Responding, Baroness Delyth Morgan, Chief Executive at Breast Cancer Now, said:
“Today’s report highlights the immense challenges that breast cancer services are facing and the urgent need for the government to publish a fully funded, long-term workforce plan that enables our hard-working NHS staff to provide the best standard of care for breast cancer patients.
“In 2022, only 70% of breast cancer patients in England started treatment within 62 days of an urgent referral. While the pandemic increased pressure on diagnostic services, years of underinvestment and an absence of long-term planning has also driven this decline in performance.
“We’re also deeply concerned that the key ambition to address the shortfall in people being diagnosed with cancer as a result of pandemic disruption has been abandoned. Estimating that 6,736 women were living with undiagnosed breast cancer in December 2022 largely due to the impacts of COVID on breast screening, we know how urgently this shortfall must be addressed; and yet record low levels of women taking up their screening invites continues to exacerbate this issue.
“In turn, the decline in screening uptake may lead to more women being diagnosed following a GP referral, placing greater pressure on already overburdened GPs.

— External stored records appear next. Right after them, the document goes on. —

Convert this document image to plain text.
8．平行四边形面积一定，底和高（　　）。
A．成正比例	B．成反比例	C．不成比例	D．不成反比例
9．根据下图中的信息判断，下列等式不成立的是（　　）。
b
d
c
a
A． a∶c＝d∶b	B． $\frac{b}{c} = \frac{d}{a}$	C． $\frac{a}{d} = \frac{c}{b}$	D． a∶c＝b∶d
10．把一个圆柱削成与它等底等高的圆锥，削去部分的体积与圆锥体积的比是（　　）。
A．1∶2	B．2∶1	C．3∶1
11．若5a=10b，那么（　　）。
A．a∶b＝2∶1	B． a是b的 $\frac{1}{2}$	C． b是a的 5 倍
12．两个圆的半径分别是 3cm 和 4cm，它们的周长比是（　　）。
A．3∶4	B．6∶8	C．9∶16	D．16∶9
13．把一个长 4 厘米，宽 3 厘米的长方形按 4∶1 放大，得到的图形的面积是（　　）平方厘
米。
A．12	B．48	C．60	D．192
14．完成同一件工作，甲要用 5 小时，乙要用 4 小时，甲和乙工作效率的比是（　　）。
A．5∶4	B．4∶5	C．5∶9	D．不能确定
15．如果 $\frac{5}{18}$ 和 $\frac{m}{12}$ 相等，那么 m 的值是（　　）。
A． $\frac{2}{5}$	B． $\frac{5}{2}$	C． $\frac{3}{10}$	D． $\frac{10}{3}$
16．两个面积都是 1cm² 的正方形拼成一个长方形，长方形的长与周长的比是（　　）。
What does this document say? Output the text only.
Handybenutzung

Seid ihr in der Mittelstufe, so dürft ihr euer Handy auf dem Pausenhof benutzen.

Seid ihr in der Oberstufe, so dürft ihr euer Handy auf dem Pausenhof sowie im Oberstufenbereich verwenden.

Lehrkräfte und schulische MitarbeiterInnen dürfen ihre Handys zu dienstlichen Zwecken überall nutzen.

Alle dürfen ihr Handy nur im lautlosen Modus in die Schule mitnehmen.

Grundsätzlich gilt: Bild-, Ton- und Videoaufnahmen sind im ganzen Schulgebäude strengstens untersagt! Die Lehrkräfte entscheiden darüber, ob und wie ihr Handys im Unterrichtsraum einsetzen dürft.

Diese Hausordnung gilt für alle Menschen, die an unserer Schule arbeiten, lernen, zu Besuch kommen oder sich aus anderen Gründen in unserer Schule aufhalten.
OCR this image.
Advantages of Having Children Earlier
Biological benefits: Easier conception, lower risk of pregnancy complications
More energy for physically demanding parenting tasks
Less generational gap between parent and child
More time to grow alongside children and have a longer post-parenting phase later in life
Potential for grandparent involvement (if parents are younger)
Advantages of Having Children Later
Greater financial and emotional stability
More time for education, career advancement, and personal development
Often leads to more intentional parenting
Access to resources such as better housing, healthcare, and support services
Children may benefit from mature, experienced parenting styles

And worryingly, this may risk women being diagnosed at a later stage when treatment is less likely to be successful.”
“Breast Cancer Now calls on the government to urgently act to ensure all these issues are tackled so that breast cancer patients receive the treatment and care they deserve; this can only happen once the government has developed a concrete plan that tackles the underlying issues around breast screening and uptake so that the breast screening programme is fit for the future.”